No morning stiffness, or morning stiffness lasting <30 mins
Worse with exercise and better with rest
Ageing pt
How does Septic Arthritis present?
Asymmetrical monoarthritis
Associated fever and infective sx
Acute hx over hours or days
Pt feels generally unwell
What are the types of crystal arthritis?
Gout
Pseudogout
How can you differentiate between gout and pseudogout?
Gout: Negatively bifringent needles
Pseudogout: Positively bifringent rhomboids
Gout more likely in pattern - MTP - Ankle - Knee
Pseudogout more likely in larger joint and in patient with underlying OA
What are the risk factors for gout?
Male Age >45 Taking thiazide diuretics Consume large amount of alcohol Diet high in purines i.e. meat, oily fish, marmite High BMI Family Hx
How does crystal arthritis present?
Acute onset
acutely painful and unable to weight bear on affected joint
What is Sjogren’s Syndrome?
Goes often alongside CTD/RA
Dry eyes and mouth
What is reactive arthritis?
Presents after an infection such as food poisoning or STI
Affects younger patients
Asymmetric oligoarthritis
What do you do if you suspect someone has RA?

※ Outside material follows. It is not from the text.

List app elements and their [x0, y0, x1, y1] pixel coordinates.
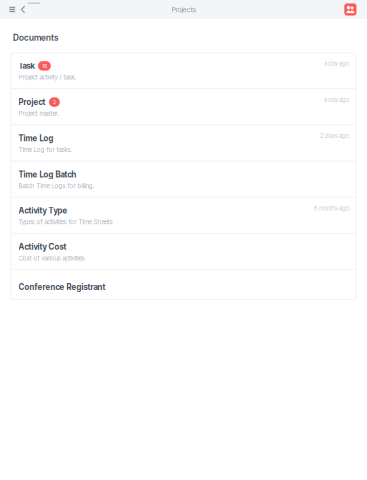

Provide simple analgesia for pain relief
Refer urgently to Rheumatology
What investigations would you do in someone who has RA?
Baseline FBC, LFT, U&E
ESR/CRP - markers of inflammation
TFT - if abnormal can present with joint pain
Rheumatoid Factor and anti-CCP - suggest RA
ANA - suggest CTD
X-Rays of hands and feet - may see RA changes
What would you see on an X-Ray of a patient with RA?
Soft tissue swelling
Loss of joint space
Intra-articular erosions
Periarticular osteopenia
How do you diagnose RA?
Using the American College of Rheumatologist guidelines
Which areas are looked at in the diagnosis of RA?
Number of joints involved - at least 1 must be a small joint
Serology - RF or anti-CCP
Acute phase reactants - CRP or ESR
Duration of symptoms >6 weeks
How do we monitor disease activity in RA?
Disease Activity Score - DAS
Calculated after looking at number of tender joints, number of swollen joints, global assessment of disease activity from 0-100, and ESR/CRP measurement.
When would you use USS in a patient with joint swelling?
If there is clinical suspicion about whether or not swelling is present. USS can identify synovitis and joint effusion as well as bone erosions very sensitively.